A instituição do auxílio-reclusão se deu pela Lei Orgânica da Previdência Social (LOPS) nº 3.807, de 26 de agosto de 1960, quando houve uma reestruturação do sistema brasileiro. No âmbito constitucional, a Carta Magna de 1988 foi a primeira a deliberar acerca do auxílio-reclusão.

2.1- Previsão Legal

O direito ao auxílio-reclusão é assegurado como fundamento constitucional e infraconstitucional. A previsão constitucional do auxílio-reclusão está disposta no artigo 201 da Carta Magna, que diz:

Art. 201. A previdência social será organizada sob a forma de regime geral, de caráter contributivo e de filiação obrigatória, observados critérios que preservem o equilíbrio financeiro e atuarial, e atenderá, nos termos da lei, a: (Redação dada pela Emenda Constitucional nº 20, de 1998)

IV - salário-família e auxílio-reclusão para os dependentes dos segurados de baixa renda; (Redação dada pela Emenda Constitucional nº 20, de 1998). (BRASIL, 1988)

O benefício em comento também é previsto no artigo 80, da Lei 8.213/91:

Art. 80. O auxílio-reclusão será devido, nas mesmas condições da pensão por morte, aos dependentes do segurado recolhido à prisão, que não receber remuneração da empresa nem estiver em gozo de auxílio-doença, de aposentadoria ou de abono de permanência em serviço.

Parágrafo único. O requerimento do auxílio-reclusão deverá ser instruído com certidão do efetivo recolhimento à prisão, sendo obrigatória, para a manutenção do benefício, a apresentação de declaração de permanência na condição de presidiário. (BRASIL, 1991)

2.2- Concessão e Requisitos

Destarte, a data base para que seja realizado o pagamento do benefício em comento, será a mesma do efetivo recolhimento do segurado à prisão, de modo que o requerimento deverá ser feito em até trinta dias após a prisão. Com efeito, decorrido os trinta dias a data inicial do pagamento será a data do requerimento.

Para obtenção do auxílio, os dependentes do segurado deverão agendar atendimento em uma agência da Previdência Social, podendo ser agendado pela internet através do site da Previdência ou pelo telefone 135, levando todos os documentos requeridos pela Instituição.

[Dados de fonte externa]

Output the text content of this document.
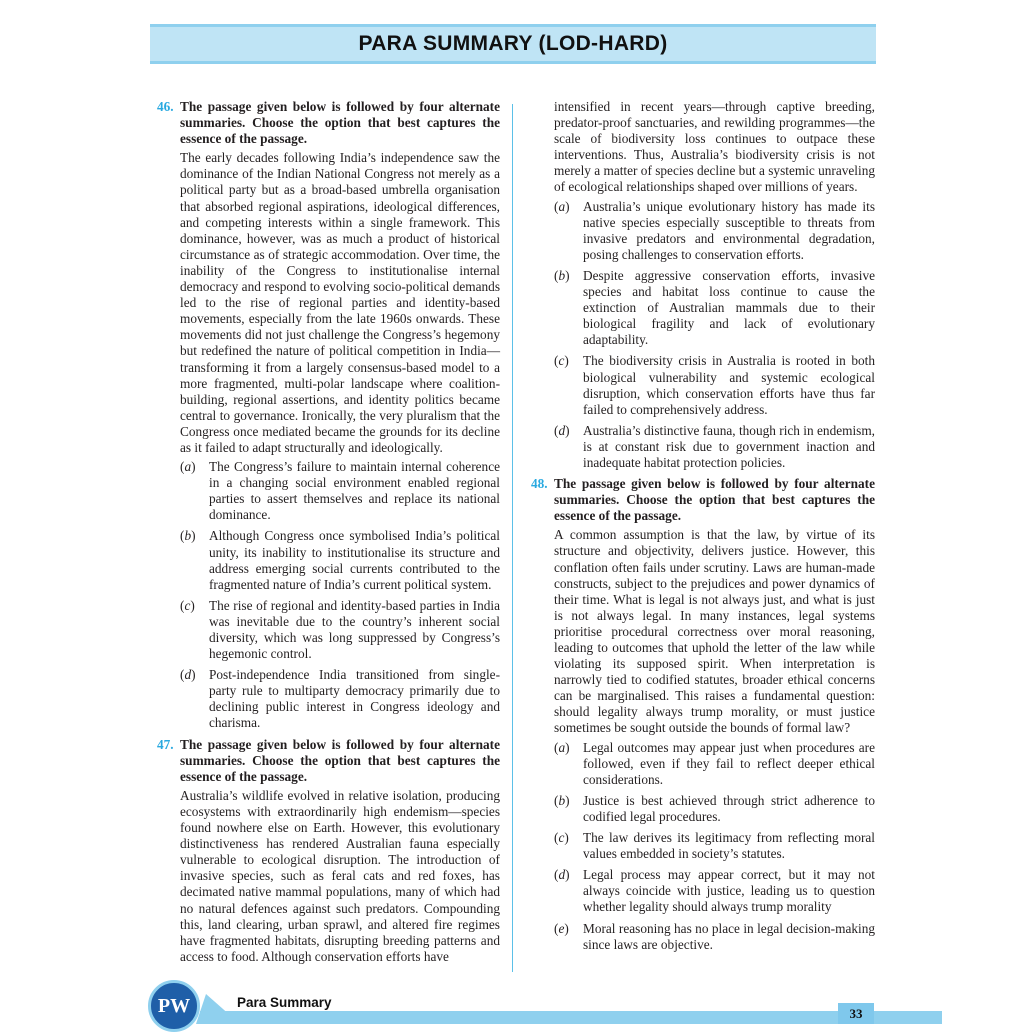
PARA SUMMARY (LOD-HARD)
46. The passage given below is followed by four alternate summaries. Choose the option that best captures the essence of the passage.

The early decades following India’s independence saw the dominance of the Indian National Congress not merely as a political party but as a broad-based umbrella organisation that absorbed regional aspirations, ideological differences, and competing interests within a single framework. This dominance, however, was as much a product of historical circumstance as of strategic accommodation. Over time, the inability of the Congress to institutionalise internal democracy and respond to evolving socio-political demands led to the rise of regional parties and identity-based movements, especially from the late 1960s onwards. These movements did not just challenge the Congress’s hegemony but redefined the nature of political competition in India—transforming it from a largely consensus-based model to a more fragmented, multi-polar landscape where coalition-building, regional assertions, and identity politics became central to governance. Ironically, the very pluralism that the Congress once mediated became the grounds for its decline as it failed to adapt structurally and ideologically.

(a)	The Congress’s failure to maintain internal coherence in a changing social environment enabled regional parties to assert themselves and replace its national dominance.
(b)	Although Congress once symbolised India’s political unity, its inability to institutionalise its structure and address emerging social currents contributed to the fragmented nature of India’s current political system.
(c)	The rise of regional and identity-based parties in India was inevitable due to the country’s inherent social diversity, which was long suppressed by Congress’s hegemonic control.
(d)	Post-independence India transitioned from single-party rule to multiparty democracy primarily due to declining public interest in Congress ideology and charisma.
47. The passage given below is followed by four alternate summaries. Choose the option that best captures the essence of the passage.

Australia’s wildlife evolved in relative isolation, producing ecosystems with extraordinarily high endemism—species found nowhere else on Earth. However, this evolutionary distinctiveness has rendered Australian fauna especially vulnerable to ecological disruption. The introduction of invasive species, such as feral cats and red foxes, has decimated native mammal populations, many of which had no natural defences against such predators. Compounding this, land clearing, urban sprawl, and altered fire regimes have fragmented habitats, disrupting breeding patterns and access to food. Although conservation efforts have

intensified in recent years—through captive breeding, predator-proof sanctuaries, and rewilding programmes—the scale of biodiversity loss continues to outpace these interventions. Thus, Australia’s biodiversity crisis is not merely a matter of species decline but a systemic unraveling of ecological relationships shaped over millions of years.

(a)	Australia’s unique evolutionary history has made its native species especially susceptible to threats from invasive predators and environmental degradation, posing challenges to conservation efforts.
(b)	Despite aggressive conservation efforts, invasive species and habitat loss continue to cause the extinction of Australian mammals due to their biological fragility and lack of evolutionary adaptability.
(c)	The biodiversity crisis in Australia is rooted in both biological vulnerability and systemic ecological disruption, which conservation efforts have thus far failed to comprehensively address.
(d)	Australia’s distinctive fauna, though rich in endemism, is at constant risk due to government inaction and inadequate habitat protection policies.
48. The passage given below is followed by four alternate summaries. Choose the option that best captures the essence of the passage.

A common assumption is that the law, by virtue of its structure and objectivity, delivers justice. However, this conflation often fails under scrutiny. Laws are human-made constructs, subject to the prejudices and power dynamics of their time. What is legal is not always just, and what is just is not always legal. In many instances, legal systems prioritise procedural correctness over moral reasoning, leading to outcomes that uphold the letter of the law while violating its supposed spirit. When interpretation is narrowly tied to codified statutes, broader ethical concerns can be marginalised. This raises a fundamental question: should legality always trump morality, or must justice sometimes be sought outside the bounds of formal law?

(a)	Legal outcomes may appear just when procedures are followed, even if they fail to reflect deeper ethical considerations.
(b)	Justice is best achieved through strict adherence to codified legal procedures.
(c)	The law derives its legitimacy from reflecting moral values embedded in society’s statutes.
(d)	Legal process may appear correct, but it may not always coincide with justice, leading us to question whether legality should always trump morality
(e)	Moral reasoning has no place in legal decision-making since laws are objective.
PW	Para Summary
33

Para ter direito ao benefício, o último salário-de-contribuição do segurado tomando seu valor mensal deverá ser igual ou inferior ao valor de R$ 1.025,81 (um mil e vinte e cinco reais e oitenta e um centavos) independentemente da quantidade de contratos e de atividades exercidas, conforme se infere na Portaria Interministerial MPS/MF nº 19, de 10 de janeiro de 2014:

Art. 5º O auxílio-reclusão, a partir de 1º de janeiro de 2014, será devido aos dependentes do segurado cujo salário-de-contribuição seja igual ou inferior a R$ 1.025,81 (um mil e vinte e cinco reais e oitenta e um centavos), independentemente da quantidade de contratos e de atividades exercidas.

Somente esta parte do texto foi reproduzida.